今回は,保全林で枯れたアカマツの伐倒と計測を行いました.
はじめに,アカマツがなぜ枯れてしまったか.松枯れの原因について簡単に説明しました.松枯れは線虫(マツノザイセンチュウ)がマツの中で増殖し,導管をふさいでしまうためとされています.またそのセンチュウを運ぶのは枯れたマツを利用するカミキリムシ(マツノマダラカミキリ)で,両者(線虫とカミキリ)は移動手段と繁殖場所という共生関係にあるといわれています.
松枯れの詳細はこちら ー> マツ枯れの原因
珠洲でも以前たくさんマツが枯れてしまった時期があったそうです.近年は小康状態にあるといえますが,このようにまだ枯れたマツもよく見かけます.昨年度の生態学会では,「日本人に離別されたアカマツ林」というシンポジウムが開催され,私も発表させてもらいましたが,これからもアカマツを保全していきたいと考えるなら,松枯れや里山の管理放棄について真剣に取り組まなくてはいけないと思います.

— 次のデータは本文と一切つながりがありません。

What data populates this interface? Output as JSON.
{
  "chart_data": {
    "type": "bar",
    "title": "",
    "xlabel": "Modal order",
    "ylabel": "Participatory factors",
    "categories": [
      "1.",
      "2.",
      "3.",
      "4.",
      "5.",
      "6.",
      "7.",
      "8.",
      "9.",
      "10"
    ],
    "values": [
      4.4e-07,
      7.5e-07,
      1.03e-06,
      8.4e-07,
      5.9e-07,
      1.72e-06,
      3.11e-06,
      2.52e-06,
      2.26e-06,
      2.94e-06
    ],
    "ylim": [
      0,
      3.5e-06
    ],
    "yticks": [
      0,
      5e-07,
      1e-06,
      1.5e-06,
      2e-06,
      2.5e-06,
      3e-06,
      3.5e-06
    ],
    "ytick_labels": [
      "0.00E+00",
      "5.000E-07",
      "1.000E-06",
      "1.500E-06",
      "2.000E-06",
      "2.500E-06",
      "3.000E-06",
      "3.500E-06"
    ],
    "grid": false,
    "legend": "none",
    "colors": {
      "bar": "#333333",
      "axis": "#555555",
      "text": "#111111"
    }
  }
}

さて今回は,生徒達には枯れたマツの調査をしてもらいました.調査項目は以下の通りです.
(1)樹高測定:目測でマツの高さを計測し当てる.
(2)直径測定:マツを両手でかかえてみてその直径を当てる.
(3)樹齢測定:伐倒したマツの年輪を数える.
まじめな調査というよりクイズといった感じですが,楽しく五感で体験する里山実習ですので,これでいいと思っています.ちなみに,直径測定はこんな感じで抱きついて当てます.
実際に測定してみると,この木の樹高は16m,直径42cm,樹齢は60齢ということでした.樹高などは小学生にやらせると「100m!,50m!」とものすごくずれた数値を上げてきますが,中学生になるとかなり近い数値を言い当てます.生徒達も結構楽しくやってくれたようです.今年は最後に彼らと里山についてのディスカッションをして終わろうと思っています.
この取り組みは,石川県の森林環境税によって作られる,森林環境基金のこども森の恵み推進事業によって支援されています.森林環境税って聞いたことあるけど,こんなところに使われていたのかと思っていただければと思います.